Bush Poppy (Dendromecon rigida)

This shrub offers a pop of color to the Reserve when in bloom and can reach many feet high.

Ben Lomond Buckwheat (Eriogonum nudum var. decurrens)

Belonging to the same family as the spineflower, this variety of naked buckwheat is also rare and endemic to the Santa Cruz sandhills. Its leaves form dense basal rosettes and the tiny flowers sit atop long spindly stems.


WILDERIN’ OUT | Mountain Biking

For those who prefer dirt to pavement, there’s great wildflower peeping along the trails of Wilder Ranch State Park. There’s not a bad trail for finding flowers, but this simple route takes you straight up towards the top of the park, passing through some of the best coastal prairie grasslands in the County. On the way back you’ll pass through redwood forest and woodland habitats.

Getting There

All Trails Route | Distance 11.75 mi | Elevation Gain 1,286 ft
This route takes you along the coastal bike path past invasive plants like wild radish, marigold, acacia, and french broom. When you get to the end of the trail, turn right and head up! You’ll take Engelman’s Loop to Long Meadow Trail, then double back and take the Wild Boar Trail for a change of scene and some fun twists and turns.

Common Fiddleneck (Amsinckia menziesii)

These early bloomers with their charmingly twisted tops will pop-up in droves. As the plant grows, the stem uncoils, and new flowers emerge, while the old flowers develop into seed pods along the lower part of the stem.

Western Heart’s Ease (Viola ocellata)

Wilder Ranch has a handful of native violets, ranging in colors from white to yellow. These are often found in the transitional zones from meadow to chaparral to redwood forest.

Fairy Lantern (Calochortus albus)

Another stunner from the genus Calochortus, this species has a different stature than C. uniflorus and C. luteus. Rather than a bowl shape, this species has flowers that drop like little lanterns. Find it on the edges of grassland and woodland habitats.

Purple Owl’s Clover (Castilleja exserta)

This species belongs to the genus Castilleja, which includes Indian paintbrushes. Like other related plants in the family, this is a hemiparasite which derives some of its nutrients directly from the roots of other plants.

Fremont’s Deathcamas (Toxicoscordion fremontii)

This perennial plant grows back year after year from bulbs underground. It’s referred to as deathcamas because all parts of the plant contain a toxic alkaloid that some consider more potent than strychnine. 
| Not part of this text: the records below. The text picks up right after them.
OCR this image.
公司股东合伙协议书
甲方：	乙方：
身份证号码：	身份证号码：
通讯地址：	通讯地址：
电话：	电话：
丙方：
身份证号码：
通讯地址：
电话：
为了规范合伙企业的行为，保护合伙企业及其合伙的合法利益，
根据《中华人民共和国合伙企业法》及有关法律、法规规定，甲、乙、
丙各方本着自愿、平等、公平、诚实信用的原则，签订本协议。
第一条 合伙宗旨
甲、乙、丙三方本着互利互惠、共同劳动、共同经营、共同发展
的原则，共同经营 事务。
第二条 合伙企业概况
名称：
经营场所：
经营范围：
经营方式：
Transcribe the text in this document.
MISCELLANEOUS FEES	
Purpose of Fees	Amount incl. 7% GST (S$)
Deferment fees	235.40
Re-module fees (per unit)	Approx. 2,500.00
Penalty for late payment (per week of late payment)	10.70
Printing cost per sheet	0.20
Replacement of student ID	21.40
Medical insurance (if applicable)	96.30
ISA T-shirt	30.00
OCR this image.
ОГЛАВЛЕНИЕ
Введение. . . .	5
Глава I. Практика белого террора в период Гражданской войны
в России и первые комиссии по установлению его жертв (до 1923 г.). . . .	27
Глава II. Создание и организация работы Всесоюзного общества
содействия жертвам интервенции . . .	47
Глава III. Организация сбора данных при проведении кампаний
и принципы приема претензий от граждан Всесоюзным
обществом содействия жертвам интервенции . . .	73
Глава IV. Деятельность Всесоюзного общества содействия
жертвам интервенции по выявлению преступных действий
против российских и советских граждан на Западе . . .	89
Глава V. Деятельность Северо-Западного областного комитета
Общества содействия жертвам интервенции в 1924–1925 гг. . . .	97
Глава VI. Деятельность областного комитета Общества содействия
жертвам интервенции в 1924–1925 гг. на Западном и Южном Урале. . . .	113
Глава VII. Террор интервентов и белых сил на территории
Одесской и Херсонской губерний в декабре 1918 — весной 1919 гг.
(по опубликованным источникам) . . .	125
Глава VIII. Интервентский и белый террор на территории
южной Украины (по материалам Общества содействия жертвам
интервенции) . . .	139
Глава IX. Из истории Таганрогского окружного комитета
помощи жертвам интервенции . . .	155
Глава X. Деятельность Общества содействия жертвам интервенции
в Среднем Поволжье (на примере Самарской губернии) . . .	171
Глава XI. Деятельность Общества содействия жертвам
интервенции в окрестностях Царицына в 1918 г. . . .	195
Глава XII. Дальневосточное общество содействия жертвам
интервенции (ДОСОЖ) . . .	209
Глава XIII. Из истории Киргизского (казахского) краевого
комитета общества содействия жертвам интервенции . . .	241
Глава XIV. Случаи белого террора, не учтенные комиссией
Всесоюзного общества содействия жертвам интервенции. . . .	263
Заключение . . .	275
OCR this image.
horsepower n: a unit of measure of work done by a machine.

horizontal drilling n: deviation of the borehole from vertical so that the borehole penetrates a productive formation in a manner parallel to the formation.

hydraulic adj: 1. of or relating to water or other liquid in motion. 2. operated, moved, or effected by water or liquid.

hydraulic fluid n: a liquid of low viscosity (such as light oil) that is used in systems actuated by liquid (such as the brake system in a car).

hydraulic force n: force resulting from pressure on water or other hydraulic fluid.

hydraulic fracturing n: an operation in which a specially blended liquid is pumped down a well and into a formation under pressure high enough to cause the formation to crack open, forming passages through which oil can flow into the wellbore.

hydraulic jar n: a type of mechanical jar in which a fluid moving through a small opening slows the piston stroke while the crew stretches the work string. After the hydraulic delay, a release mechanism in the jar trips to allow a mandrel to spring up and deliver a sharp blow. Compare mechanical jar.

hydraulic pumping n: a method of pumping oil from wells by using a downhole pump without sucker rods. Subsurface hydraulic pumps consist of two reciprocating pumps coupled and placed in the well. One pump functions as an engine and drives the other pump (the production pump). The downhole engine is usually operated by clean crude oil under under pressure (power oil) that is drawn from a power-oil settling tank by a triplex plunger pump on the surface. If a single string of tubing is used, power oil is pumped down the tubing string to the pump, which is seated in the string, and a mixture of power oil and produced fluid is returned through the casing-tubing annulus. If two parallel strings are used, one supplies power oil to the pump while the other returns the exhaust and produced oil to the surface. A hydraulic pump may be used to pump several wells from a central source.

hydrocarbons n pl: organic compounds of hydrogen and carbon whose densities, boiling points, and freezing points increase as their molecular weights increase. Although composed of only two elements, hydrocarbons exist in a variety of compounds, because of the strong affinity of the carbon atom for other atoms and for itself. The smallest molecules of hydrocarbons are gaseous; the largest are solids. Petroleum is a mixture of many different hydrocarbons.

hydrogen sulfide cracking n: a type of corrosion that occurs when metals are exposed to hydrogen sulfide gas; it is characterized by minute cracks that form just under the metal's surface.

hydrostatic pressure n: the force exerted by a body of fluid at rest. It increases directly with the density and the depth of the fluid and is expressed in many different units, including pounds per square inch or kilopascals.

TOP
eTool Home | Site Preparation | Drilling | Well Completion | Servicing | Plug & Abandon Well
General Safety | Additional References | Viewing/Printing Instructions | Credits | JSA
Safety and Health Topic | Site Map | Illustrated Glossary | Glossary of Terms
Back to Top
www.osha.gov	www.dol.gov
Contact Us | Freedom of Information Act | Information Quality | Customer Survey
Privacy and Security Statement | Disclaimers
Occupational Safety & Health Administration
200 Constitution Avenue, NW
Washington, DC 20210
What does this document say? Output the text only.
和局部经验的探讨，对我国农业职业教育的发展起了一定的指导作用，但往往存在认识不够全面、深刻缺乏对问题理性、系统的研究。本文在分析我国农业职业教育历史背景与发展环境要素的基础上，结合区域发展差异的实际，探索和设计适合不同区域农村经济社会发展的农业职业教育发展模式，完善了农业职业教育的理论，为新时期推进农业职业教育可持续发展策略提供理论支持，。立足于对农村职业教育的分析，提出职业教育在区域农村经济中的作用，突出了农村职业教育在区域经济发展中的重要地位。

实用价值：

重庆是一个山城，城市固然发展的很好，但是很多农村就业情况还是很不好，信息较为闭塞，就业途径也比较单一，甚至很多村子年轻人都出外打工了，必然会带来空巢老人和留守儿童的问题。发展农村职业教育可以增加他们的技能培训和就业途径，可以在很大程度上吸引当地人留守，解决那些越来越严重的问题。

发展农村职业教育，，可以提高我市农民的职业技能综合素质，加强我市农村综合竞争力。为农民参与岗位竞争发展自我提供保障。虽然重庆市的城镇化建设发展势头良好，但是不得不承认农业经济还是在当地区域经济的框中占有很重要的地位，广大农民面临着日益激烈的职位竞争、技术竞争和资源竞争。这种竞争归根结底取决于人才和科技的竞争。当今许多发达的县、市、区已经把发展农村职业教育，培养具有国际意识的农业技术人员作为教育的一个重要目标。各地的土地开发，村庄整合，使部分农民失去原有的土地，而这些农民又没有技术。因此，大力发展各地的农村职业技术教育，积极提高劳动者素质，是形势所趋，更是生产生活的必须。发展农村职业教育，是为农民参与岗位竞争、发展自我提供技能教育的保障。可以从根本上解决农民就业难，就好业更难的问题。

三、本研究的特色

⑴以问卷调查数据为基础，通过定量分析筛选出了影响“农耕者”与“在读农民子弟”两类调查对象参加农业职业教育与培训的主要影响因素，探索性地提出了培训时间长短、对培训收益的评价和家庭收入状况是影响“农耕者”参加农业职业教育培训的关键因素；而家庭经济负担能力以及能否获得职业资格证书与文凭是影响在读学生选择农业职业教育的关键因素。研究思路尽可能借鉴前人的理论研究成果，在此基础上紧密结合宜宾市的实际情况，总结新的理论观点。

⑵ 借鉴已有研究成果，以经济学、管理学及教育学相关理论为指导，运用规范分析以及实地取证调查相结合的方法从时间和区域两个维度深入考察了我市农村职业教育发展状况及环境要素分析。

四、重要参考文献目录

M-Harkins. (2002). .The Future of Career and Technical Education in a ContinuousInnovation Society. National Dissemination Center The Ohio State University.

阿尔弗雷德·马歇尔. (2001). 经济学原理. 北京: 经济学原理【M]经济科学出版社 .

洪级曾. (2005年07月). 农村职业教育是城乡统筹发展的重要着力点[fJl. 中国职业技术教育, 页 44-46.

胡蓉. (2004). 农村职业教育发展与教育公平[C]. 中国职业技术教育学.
There are so many more wildflowers to see in Santa Cruz than are included here. If you find something you don’t recognize, consider taking its picture and uploading it to iNaturalist. The app will suggest potential species and your observations will be recorded as biodiversity data, helping us better understand our natural world.

Mural of an Ohlone village by artist Ann Thiermann

These routes traverse the traditional and unceded territories of the Awaswas-speaking Uypi and Cotoni tribes. Today these lands are stewarded by the Amah Mutsun Tribal Band who are working hard to fulfill their obligation to Creator to care for and steward Mother Earth and all living things through relearning efforts and the Amah Mutsun Land Trust.